RDC : Drôle de justice pour un responsable de l’opposition

RDC : Drôle de justice pour un responsable de l’opposition

Enfermé depuis 75 jours, la santé de Salomon Kalonda inquiète.

Mon frère est quelqu’un de très pudique. Il préférera rester dans sa cellule plutôt qu’apparaître diminué”, explique Moïse Moni Della, le “grand frère” de Salomon Kalonda, le conseiller politique de Moïse Katumbi, le principal opposant qui se dresse sur la route du second mandat rêvé par Félix Tshisekedi. Le “grand frère”, joint à Kisangani, évoque un “dossier politique” , “une détention arbitraire”.À travers Salomon, c’est Moïse Katumbi qui est visé”, poursuit-il, lui qui a passé plus de cinq mois dans les geôles congolaises fin 2016, sous le régime Kabila, accusé d’être l’auteur intellectuel d’émeutes qui ont fait plus de 50 morts en septembre 2017.

“j’étais détenu pour n’avoir rien fait”, nous expliquait-il lors à sa sortie de prison. Des termes qu’il applique aujourd’hui à son “petit frère” arrêté violemment, le 30 mai dernier, sur le tarmac de l’aéroport international de Ndjili, alors qu’il s’apprêtait à monter dans un avion en direction de Lubumbashi. Depuis, l’homme est détenu dans la prison militaire de Ndolo. La semaine dernière, souffrant, le détenu a été emmené pour quelques examens médicaux. Deux jours plus tard, il retournait à l’hôpital pour une journée d’examens. “Le médecin a prescrit douze jours de soins”, explique un de ses visiteurs. “Ce n’est pas banal, poursuit un de ses avocats qui pointe du doigt les lenteurs de l’administration à entendre “les appels du corps médical”.

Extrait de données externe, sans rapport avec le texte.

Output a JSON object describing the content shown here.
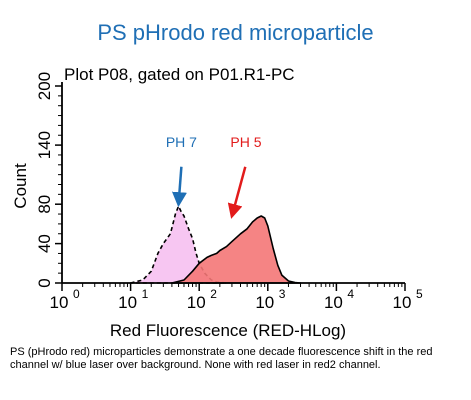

“On nous explique que la demande doit suivre la voie hiérarchique”, poursuit, excédé, un de ses défenseurs. Dans les rangs militaires, certains expliquent que “dans ce dossier, pour remonter aux vrais donneurs d’ordre, il faut remonter très très haut dans la hiérarchie militaire”. Une remarque qui, pour beaucoup, confirme la portée très politique de ce dossier.

Des charges très légères ?

“Le dossier est vide”, explique un de ses avocats. “La seule chose que je puisse vous dire, c »est que les raisons pour lesquelles on l’avait interpellé, notamment, la détention du fameux pistolet Jéricho, n’ont même pas été retenues”, ajoute Me Hervé Diakiese, un autre avocat de l’équipe de Salomon Kalonda qui s’exprimait ce mercredi midi sur les ondes de la radio Top Congo.

“On a le sentiment que l’arrestation a précédé la collecte des informations et des preuves”, s’étonne un diplomate occidental sous couvert d’anonymat. L’homme tente un parallèle avec le dossier de l’assassinat de Chérubin Okende, le porte-parole du parti de Moïse Katumbi, retrouvé assassiné au volant de sa voiture le 13 juillet dernier. “Dans les deux affaires, la justice, qu’elle soit civile ou militaire, a été prompte pour échafauder les scénarios qui l’intéressaient… avant de devoir faire marche arrière, souvent discrètement, face à la réalité des faits. Le malaise est réel et les derniers éléments du dossier Kalonda sont très inquiétants”, poursuit-il, mettant en exergue “les délais très serrés accordés aux avocats pour préparer la défense de M. Kalonda”.

On a été avisé lundi de la fixation de sa comparution jeudi, explique un de ses avocats. Les délais sont incroyablement courts d’autant que, jusqu’à ce 15 août nous n’avons pas eu accès au dossier. C’est très problématique. On pourrait penser que ça démontre surtout une volonté de condamner notre client en ne nous permettant pas de préparer sereinement sa défense”, poursuit un de ses défenseurs qui espère “obtenir un délai supplémentaire” pour préparer la défense. “Pendant des semaines, le dossier s’est traîné et soudainement tout doit s’accélérer. Pourquoi ? Que signifie cette soudaine frénésie qui ne correspond pas au temps de la justice. On ne peut s’empêcher de penser que des ordres clairs ont été transmis”.

La poursuite d’un opposant, l’élimination d’un autre à la veille d’un scrutin majeur, met sérieusement en doute la perspective d’un passage par les urnes apaisé, démocratique et inclusif, comme le réclame la communauté internationale depuis des mois aux responsables congolais déjà arrivés au pouvoir en 2018 dans un climat aussi contesté que douteux.